Plans are in the works for the following new hotels:

--South of the New River on Andrews Avenue, just north of the Publix grocery store, a new hotel-office project has been proposed. Instead of a parking lot and two-story bail bonds building, Kygo LLC proposes a 148-room hotel, with 355,230 square feet of office space and some retail.

--Las Olas Co.'s historic Riverside Hotel on Las Olas Boulevard is slated for another 135 room expansion. The small boutiques and shops on the block would be torn down for the new building, which would be five stories tall at most. The 1930s hotel was essentially alone in the business downtown for years.

--Las Olas Riverfront, the entertainment complex with movie theaters, restaurants and bars, is to be demolished. In its place, Boca Developers would construct a new complex with 270 to 300 hotel rooms, 130,000 square feet of retail and entertainment, 230,000 square feet of office, and 253 condos.

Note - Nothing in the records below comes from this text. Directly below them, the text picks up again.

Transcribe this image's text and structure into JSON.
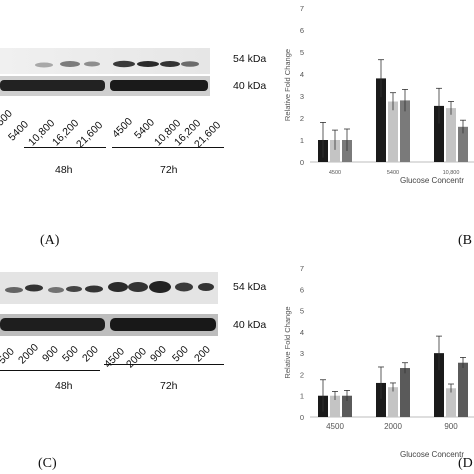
{
  "panels": {
    "A": {
      "label": "(A)",
      "marker_top": "54 kDa",
      "marker_bottom": "40 kDa",
      "lanes_48h": [
        "500",
        "5400",
        "10,800",
        "16,200",
        "21,600"
      ],
      "lanes_72h": [
        "4500",
        "5400",
        "10,800",
        "16,200",
        "21,600"
      ],
      "time_48": "48h",
      "time_72": "72h"
    },
    "B": {
      "label": "(B"
    },
    "C": {
      "label": "(C)",
      "marker_top": "54 kDa",
      "marker_bottom": "40 kDa",
      "lanes_48h": [
        "500",
        "2000",
        "900",
        "500",
        "200"
      ],
      "lanes_72h": [
        "4500",
        "2000",
        "900",
        "500",
        "200"
      ],
      "time_48": "48h",
      "time_72": "72h"
    },
    "D": {
      "label": "(D"
    }
  },
  "chart_data": [
    {
      "type": "bar",
      "title": "",
      "ylabel": "Relative Fold Change",
      "xlabel": "Glucose Concentr",
      "ylim": [
        0,
        7
      ],
      "yticks": [
        "0",
        "1",
        "2",
        "3",
        "4",
        "5",
        "6",
        "7"
      ],
      "categories": [
        "4500",
        "5400",
        "10,800"
      ],
      "colors": [
        "#1a1a1a",
        "#c4c4c4",
        "#7a7a7a"
      ],
      "series": [
        {
          "values": [
            1.0,
            3.8,
            2.55
          ],
          "errors": [
            0.8,
            0.85,
            0.8
          ]
        },
        {
          "values": [
            1.0,
            2.75,
            2.45
          ],
          "errors": [
            0.45,
            0.4,
            0.3
          ]
        },
        {
          "values": [
            1.0,
            2.8,
            1.6
          ],
          "errors": [
            0.5,
            0.5,
            0.3
          ]
        }
      ]
    },
    {
      "type": "bar",
      "title": "",
      "ylabel": "Relative Fold Change",
      "xlabel": "Glucose Concentr",
      "ylim": [
        0,
        7
      ],
      "yticks": [
        "0",
        "1",
        "2",
        "3",
        "4",
        "5",
        "6",
        "7"
      ],
      "categories": [
        "4500",
        "2000",
        "900"
      ],
      "colors": [
        "#1a1a1a",
        "#c4c4c4",
        "#5a5a5a"
      ],
      "series": [
        {
          "values": [
            1.0,
            1.6,
            3.0
          ],
          "errors": [
            0.75,
            0.75,
            0.8
          ]
        },
        {
          "values": [
            1.0,
            1.4,
            1.35
          ],
          "errors": [
            0.2,
            0.2,
            0.2
          ]
        },
        {
          "values": [
            1.0,
            2.3,
            2.55
          ],
          "errors": [
            0.25,
            0.25,
            0.25
          ]
        }
      ]
    }
  ]
}
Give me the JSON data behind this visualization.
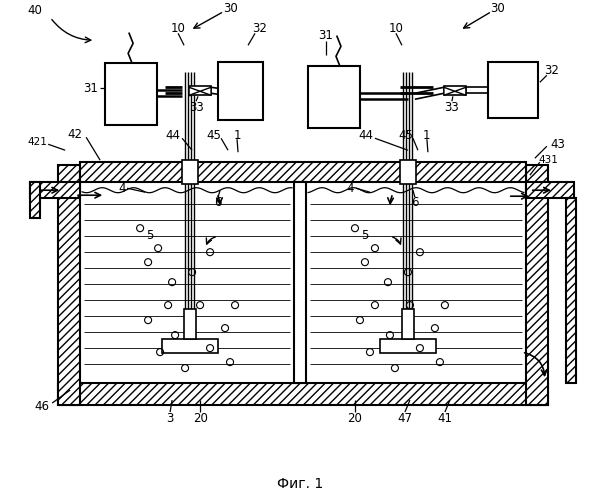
{
  "title": "Фиг. 1",
  "bg": "#ffffff"
}
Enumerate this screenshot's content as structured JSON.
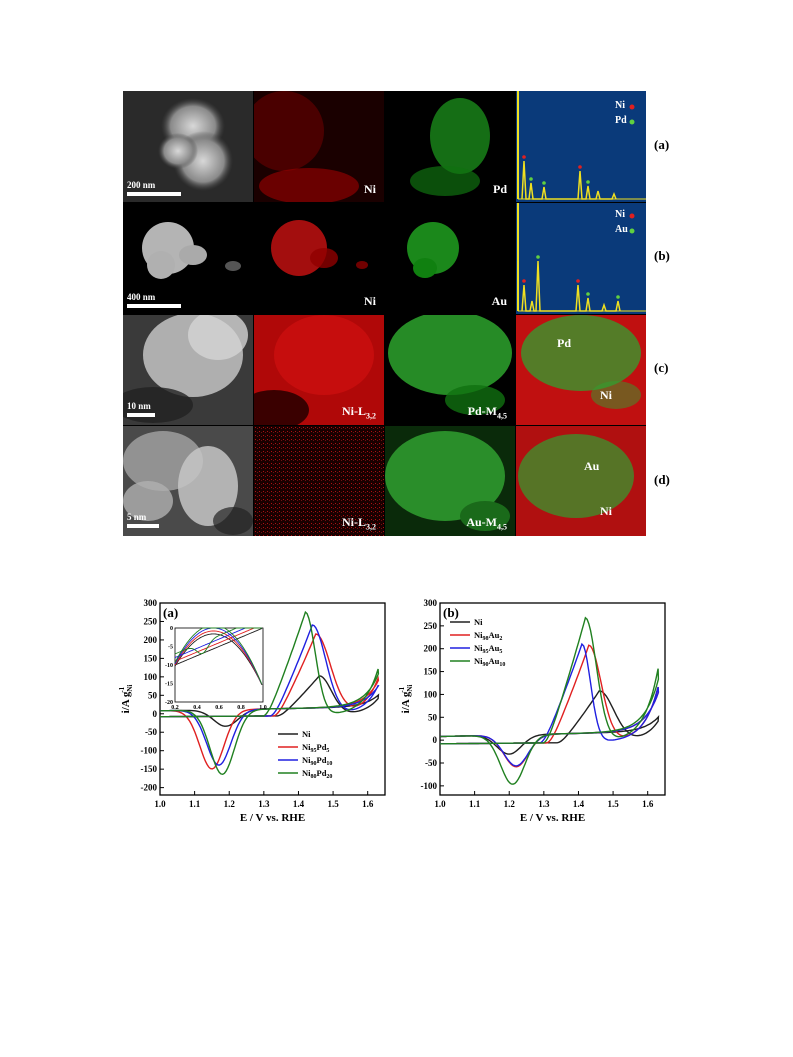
{
  "figure1": {
    "rows": [
      {
        "label": "(a)",
        "scalebar": "200 nm",
        "map1": "Ni",
        "map2": "Pd",
        "eds_legend": [
          {
            "name": "Ni",
            "color": "#e02020"
          },
          {
            "name": "Pd",
            "color": "#60d040"
          }
        ]
      },
      {
        "label": "(b)",
        "scalebar": "400 nm",
        "map1": "Ni",
        "map2": "Au",
        "eds_legend": [
          {
            "name": "Ni",
            "color": "#e02020"
          },
          {
            "name": "Au",
            "color": "#60d040"
          }
        ]
      },
      {
        "label": "(c)",
        "scalebar": "10 nm",
        "map1_main": "Ni-L",
        "map1_sub": "3,2",
        "map2_main": "Pd-M",
        "map2_sub": "4,5",
        "overlay_labels": [
          "Pd",
          "Ni"
        ]
      },
      {
        "label": "(d)",
        "scalebar": "5 nm",
        "map1_main": "Ni-L",
        "map1_sub": "3,2",
        "map2_main": "Au-M",
        "map2_sub": "4,5",
        "overlay_labels": [
          "Au",
          "Ni"
        ]
      }
    ],
    "colors": {
      "ni": "#e01010",
      "pd": "#30c030",
      "eds_bg": "#0a3a7a",
      "eds_peak": "#f0e020"
    }
  },
  "chart_data": [
    {
      "type": "line",
      "panel_label": "(a)",
      "xlabel": "E / V vs. RHE",
      "ylabel": "i/A g",
      "ylabel_sub": "Ni",
      "ylabel_sup": "-1",
      "xlim": [
        1.0,
        1.65
      ],
      "ylim": [
        -220,
        300
      ],
      "xticks": [
        "1.0",
        "1.1",
        "1.2",
        "1.3",
        "1.4",
        "1.5",
        "1.6"
      ],
      "yticks": [
        "300",
        "250",
        "200",
        "150",
        "100",
        "50",
        "0",
        "-50",
        "-100",
        "-150",
        "-200"
      ],
      "legend_position": "bottom-right",
      "series": [
        {
          "name": "Ni",
          "color": "#202020",
          "anodic_peak": [
            1.46,
            117
          ],
          "cathodic_peak": [
            1.19,
            -45
          ]
        },
        {
          "name": "Ni",
          "name_sub": "95",
          "name_tail": "Pd",
          "name_tail_sub": "5",
          "color": "#e02020",
          "anodic_peak": [
            1.45,
            230
          ],
          "cathodic_peak": [
            1.15,
            -160
          ]
        },
        {
          "name": "Ni",
          "name_sub": "90",
          "name_tail": "Pd",
          "name_tail_sub": "10",
          "color": "#2020e0",
          "anodic_peak": [
            1.44,
            255
          ],
          "cathodic_peak": [
            1.17,
            -150
          ]
        },
        {
          "name": "Ni",
          "name_sub": "80",
          "name_tail": "Pd",
          "name_tail_sub": "20",
          "color": "#208020",
          "anodic_peak": [
            1.42,
            290
          ],
          "cathodic_peak": [
            1.18,
            -175
          ]
        }
      ],
      "inset": {
        "xlim": [
          0.2,
          1.0
        ],
        "ylim": [
          -20,
          0
        ],
        "xticks": [
          "0.2",
          "0.4",
          "0.6",
          "0.8",
          "1.0"
        ],
        "yticks": [
          "0",
          "-5",
          "-10",
          "-15",
          "-20"
        ]
      }
    },
    {
      "type": "line",
      "panel_label": "(b)",
      "xlabel": "E / V vs. RHE",
      "ylabel": "i/A g",
      "ylabel_sub": "Ni",
      "ylabel_sup": "-1",
      "xlim": [
        1.0,
        1.65
      ],
      "ylim": [
        -120,
        300
      ],
      "xticks": [
        "1.0",
        "1.1",
        "1.2",
        "1.3",
        "1.4",
        "1.5",
        "1.6"
      ],
      "yticks": [
        "300",
        "250",
        "200",
        "150",
        "100",
        "50",
        "0",
        "-50",
        "-100"
      ],
      "legend_position": "top-left",
      "series": [
        {
          "name": "Ni",
          "color": "#202020",
          "anodic_peak": [
            1.46,
            122
          ],
          "cathodic_peak": [
            1.2,
            -42
          ]
        },
        {
          "name": "Ni",
          "name_sub": "98",
          "name_tail": "Au",
          "name_tail_sub": "2",
          "color": "#e02020",
          "anodic_peak": [
            1.43,
            222
          ],
          "cathodic_peak": [
            1.22,
            -70
          ]
        },
        {
          "name": "Ni",
          "name_sub": "95",
          "name_tail": "Au",
          "name_tail_sub": "5",
          "color": "#2020e0",
          "anodic_peak": [
            1.41,
            225
          ],
          "cathodic_peak": [
            1.22,
            -68
          ]
        },
        {
          "name": "Ni",
          "name_sub": "90",
          "name_tail": "Au",
          "name_tail_sub": "10",
          "color": "#208020",
          "anodic_peak": [
            1.42,
            282
          ],
          "cathodic_peak": [
            1.21,
            -108
          ]
        }
      ]
    }
  ]
}
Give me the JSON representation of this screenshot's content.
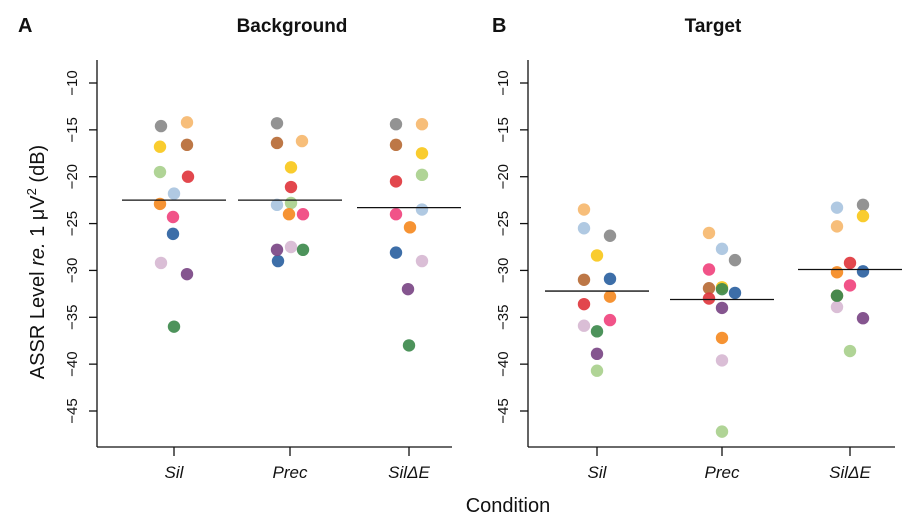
{
  "chart_data": {
    "type": "scatter",
    "ylabel_parts": {
      "pre": "ASSR Level ",
      "italic": "re.",
      "mid": " 1 μV",
      "sup": "2",
      "post": " (dB)"
    },
    "xlabel": "Condition",
    "categories": [
      "Sil",
      "Prec",
      "SilΔE"
    ],
    "yticks": [
      "−10",
      "−15",
      "−20",
      "−25",
      "−30",
      "−35",
      "−40",
      "−45"
    ],
    "ylim": [
      -48,
      -7.5
    ],
    "colors": [
      "#8a8a8a",
      "#f6b96f",
      "#b76b36",
      "#f8c81c",
      "#e0373e",
      "#a9d08d",
      "#a9c4e0",
      "#f58a22",
      "#f0447e",
      "#2d62a1",
      "#d7b8d3",
      "#7b4786",
      "#3e8a4d"
    ],
    "panels": [
      {
        "letter": "A",
        "title": "Background",
        "medians": [
          -22.5,
          -22.5,
          -23.3
        ],
        "groups": [
          {
            "category": "Sil",
            "points": [
              {
                "c": 0,
                "y": -14.6
              },
              {
                "c": 1,
                "y": -14.2
              },
              {
                "c": 2,
                "y": -16.6
              },
              {
                "c": 3,
                "y": -16.8
              },
              {
                "c": 4,
                "y": -20.0
              },
              {
                "c": 5,
                "y": -19.5
              },
              {
                "c": 6,
                "y": -21.8
              },
              {
                "c": 7,
                "y": -22.9
              },
              {
                "c": 8,
                "y": -24.3
              },
              {
                "c": 9,
                "y": -26.1
              },
              {
                "c": 10,
                "y": -29.2
              },
              {
                "c": 11,
                "y": -30.4
              },
              {
                "c": 12,
                "y": -36.0
              }
            ]
          },
          {
            "category": "Prec",
            "points": [
              {
                "c": 0,
                "y": -14.3
              },
              {
                "c": 1,
                "y": -16.2
              },
              {
                "c": 2,
                "y": -16.4
              },
              {
                "c": 3,
                "y": -19.0
              },
              {
                "c": 4,
                "y": -21.1
              },
              {
                "c": 5,
                "y": -22.8
              },
              {
                "c": 6,
                "y": -23.0
              },
              {
                "c": 7,
                "y": -24.0
              },
              {
                "c": 8,
                "y": -24.0
              },
              {
                "c": 9,
                "y": -29.0
              },
              {
                "c": 10,
                "y": -27.5
              },
              {
                "c": 11,
                "y": -27.8
              },
              {
                "c": 12,
                "y": -27.8
              }
            ]
          },
          {
            "category": "SilΔE",
            "points": [
              {
                "c": 0,
                "y": -14.4
              },
              {
                "c": 1,
                "y": -14.4
              },
              {
                "c": 2,
                "y": -16.6
              },
              {
                "c": 3,
                "y": -17.5
              },
              {
                "c": 4,
                "y": -20.5
              },
              {
                "c": 5,
                "y": -19.8
              },
              {
                "c": 6,
                "y": -23.5
              },
              {
                "c": 7,
                "y": -25.4
              },
              {
                "c": 8,
                "y": -24.0
              },
              {
                "c": 9,
                "y": -28.1
              },
              {
                "c": 10,
                "y": -29.0
              },
              {
                "c": 11,
                "y": -32.0
              },
              {
                "c": 12,
                "y": -38.0
              }
            ]
          }
        ]
      },
      {
        "letter": "B",
        "title": "Target",
        "medians": [
          -32.2,
          -33.1,
          -29.9
        ],
        "groups": [
          {
            "category": "Sil",
            "points": [
              {
                "c": 0,
                "y": -26.3
              },
              {
                "c": 1,
                "y": -23.5
              },
              {
                "c": 2,
                "y": -31.0
              },
              {
                "c": 3,
                "y": -28.4
              },
              {
                "c": 4,
                "y": -33.6
              },
              {
                "c": 5,
                "y": -40.7
              },
              {
                "c": 6,
                "y": -25.5
              },
              {
                "c": 7,
                "y": -32.8
              },
              {
                "c": 8,
                "y": -35.3
              },
              {
                "c": 9,
                "y": -30.9
              },
              {
                "c": 10,
                "y": -35.9
              },
              {
                "c": 11,
                "y": -38.9
              },
              {
                "c": 12,
                "y": -36.5
              }
            ]
          },
          {
            "category": "Prec",
            "points": [
              {
                "c": 0,
                "y": -28.9
              },
              {
                "c": 1,
                "y": -26.0
              },
              {
                "c": 2,
                "y": -31.9
              },
              {
                "c": 3,
                "y": -31.8
              },
              {
                "c": 4,
                "y": -33.0
              },
              {
                "c": 5,
                "y": -47.2
              },
              {
                "c": 6,
                "y": -27.7
              },
              {
                "c": 7,
                "y": -37.2
              },
              {
                "c": 8,
                "y": -29.9
              },
              {
                "c": 9,
                "y": -32.4
              },
              {
                "c": 10,
                "y": -39.6
              },
              {
                "c": 11,
                "y": -34.0
              },
              {
                "c": 12,
                "y": -32.0
              }
            ]
          },
          {
            "category": "SilΔE",
            "points": [
              {
                "c": 0,
                "y": -23.0
              },
              {
                "c": 1,
                "y": -25.3
              },
              {
                "c": 2,
                "y": -32.7
              },
              {
                "c": 3,
                "y": -24.2
              },
              {
                "c": 4,
                "y": -29.2
              },
              {
                "c": 5,
                "y": -38.6
              },
              {
                "c": 6,
                "y": -23.3
              },
              {
                "c": 7,
                "y": -30.2
              },
              {
                "c": 8,
                "y": -31.6
              },
              {
                "c": 9,
                "y": -30.1
              },
              {
                "c": 10,
                "y": -33.9
              },
              {
                "c": 11,
                "y": -35.1
              },
              {
                "c": 12,
                "y": -32.7
              }
            ]
          }
        ]
      }
    ]
  }
}
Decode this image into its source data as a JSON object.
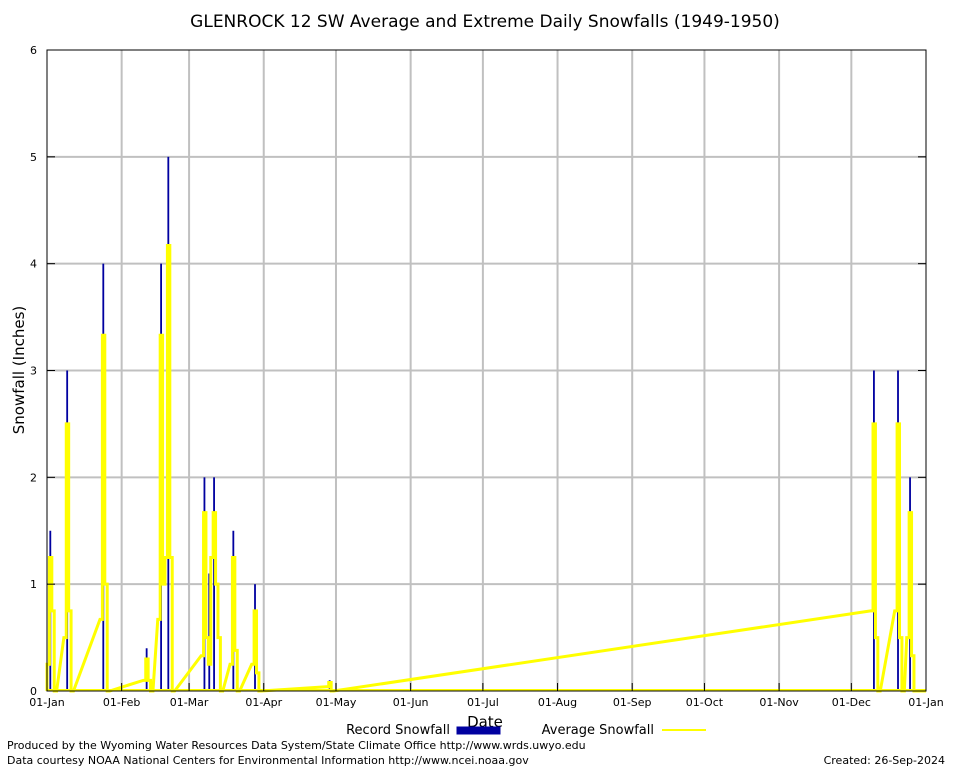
{
  "chart_data": {
    "type": "bar",
    "title": "GLENROCK 12 SW Average and Extreme Daily Snowfalls (1949-1950)",
    "xlabel": "Date",
    "ylabel": "Snowfall (Inches)",
    "ylim": [
      0,
      6
    ],
    "yticks": [
      "0",
      "1",
      "2",
      "3",
      "4",
      "5",
      "6"
    ],
    "xlim_days": [
      0,
      365
    ],
    "xticks": [
      {
        "day": 0,
        "label": "01-Jan"
      },
      {
        "day": 31,
        "label": "01-Feb"
      },
      {
        "day": 59,
        "label": "01-Mar"
      },
      {
        "day": 90,
        "label": "01-Apr"
      },
      {
        "day": 120,
        "label": "01-May"
      },
      {
        "day": 151,
        "label": "01-Jun"
      },
      {
        "day": 181,
        "label": "01-Jul"
      },
      {
        "day": 212,
        "label": "01-Aug"
      },
      {
        "day": 243,
        "label": "01-Sep"
      },
      {
        "day": 273,
        "label": "01-Oct"
      },
      {
        "day": 304,
        "label": "01-Nov"
      },
      {
        "day": 334,
        "label": "01-Dec"
      },
      {
        "day": 365,
        "label": "01-Jan"
      }
    ],
    "grid": true,
    "legend_position": "bottom-center",
    "series": [
      {
        "name": "Record Snowfall",
        "color": "#0000a0",
        "kind": "bar",
        "points": [
          [
            1,
            1.5
          ],
          [
            8,
            3.0
          ],
          [
            23,
            4.0
          ],
          [
            41,
            0.4
          ],
          [
            47,
            4.0
          ],
          [
            50,
            5.0
          ],
          [
            65,
            2.0
          ],
          [
            67,
            1.1
          ],
          [
            69,
            2.0
          ],
          [
            77,
            1.5
          ],
          [
            86,
            1.0
          ],
          [
            117,
            0.1
          ],
          [
            343,
            3.0
          ],
          [
            353,
            3.0
          ],
          [
            358,
            2.0
          ]
        ]
      },
      {
        "name": "Average Snowfall",
        "color": "#ffff00",
        "kind": "step",
        "points": [
          [
            0,
            0.25
          ],
          [
            1,
            1.25
          ],
          [
            2,
            0.75
          ],
          [
            3,
            0
          ],
          [
            7,
            0.5
          ],
          [
            8,
            2.5
          ],
          [
            9,
            0.75
          ],
          [
            10,
            0
          ],
          [
            22,
            0.67
          ],
          [
            23,
            3.33
          ],
          [
            24,
            1.0
          ],
          [
            25,
            0
          ],
          [
            40,
            0.1
          ],
          [
            41,
            0.3
          ],
          [
            42,
            0.1
          ],
          [
            43,
            0
          ],
          [
            46,
            0.67
          ],
          [
            47,
            3.33
          ],
          [
            48,
            1.0
          ],
          [
            49,
            1.25
          ],
          [
            50,
            4.17
          ],
          [
            51,
            1.25
          ],
          [
            52,
            0
          ],
          [
            64,
            0.33
          ],
          [
            65,
            1.67
          ],
          [
            66,
            0.5
          ],
          [
            67,
            0.25
          ],
          [
            68,
            1.25
          ],
          [
            69,
            1.67
          ],
          [
            70,
            1.0
          ],
          [
            71,
            0.5
          ],
          [
            72,
            0
          ],
          [
            76,
            0.25
          ],
          [
            77,
            1.25
          ],
          [
            78,
            0.38
          ],
          [
            79,
            0
          ],
          [
            85,
            0.25
          ],
          [
            86,
            0.75
          ],
          [
            87,
            0.17
          ],
          [
            88,
            0
          ],
          [
            116,
            0.04
          ],
          [
            117,
            0.08
          ],
          [
            118,
            0
          ],
          [
            342,
            0.75
          ],
          [
            343,
            2.5
          ],
          [
            344,
            0.5
          ],
          [
            345,
            0
          ],
          [
            352,
            0.75
          ],
          [
            353,
            2.5
          ],
          [
            354,
            0.5
          ],
          [
            355,
            0
          ],
          [
            357,
            0.5
          ],
          [
            358,
            1.67
          ],
          [
            359,
            0.33
          ],
          [
            360,
            0
          ]
        ]
      }
    ]
  },
  "footer": {
    "produced_by": "Produced by the Wyoming Water Resources Data System/State Climate Office http://www.wrds.uwyo.edu",
    "courtesy": "Data courtesy NOAA National Centers for Environmental Information http://www.ncei.noaa.gov",
    "created": "Created:  26-Sep-2024"
  }
}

--In the middle of a block on Broward Boulevard, next to the Federal Courthouse, a small retail building is to be demolished. In its place, at 111 E. Broward Blvd., Groupe Pacific wants to build a 228-bed hotel and 300,000 square foot office complex. The building would be 30 stories tall.

--On Las Olas just to the west of the Sun-Sentinel building, Simmons Vedder & Co. proposes a hotel-office on a vacant lot. The building is being re-designed but the latest version was 27 stories, with 180 hotel rooms and 200,000 square feet of office space.

In the past decade, besides an expansion of Riverside Hotel, only one lonely Hampton Inn came in as a hotel pioneer in downtown, rising in the area north of Broward Boulevard.

Howard Wolfson, regional manager for Hospitality America, which manages the Hampton, said he wonders if the developers are dreaming of rates they probably won't be able to get. Downtown is not all that hot yet for hotels, he said.

"We have hotels out in Pembroke Pines that have a better rate and a higher occupancy," Wolfson said.

"We're pleased," he said, "but we're still waiting for the market to really mature."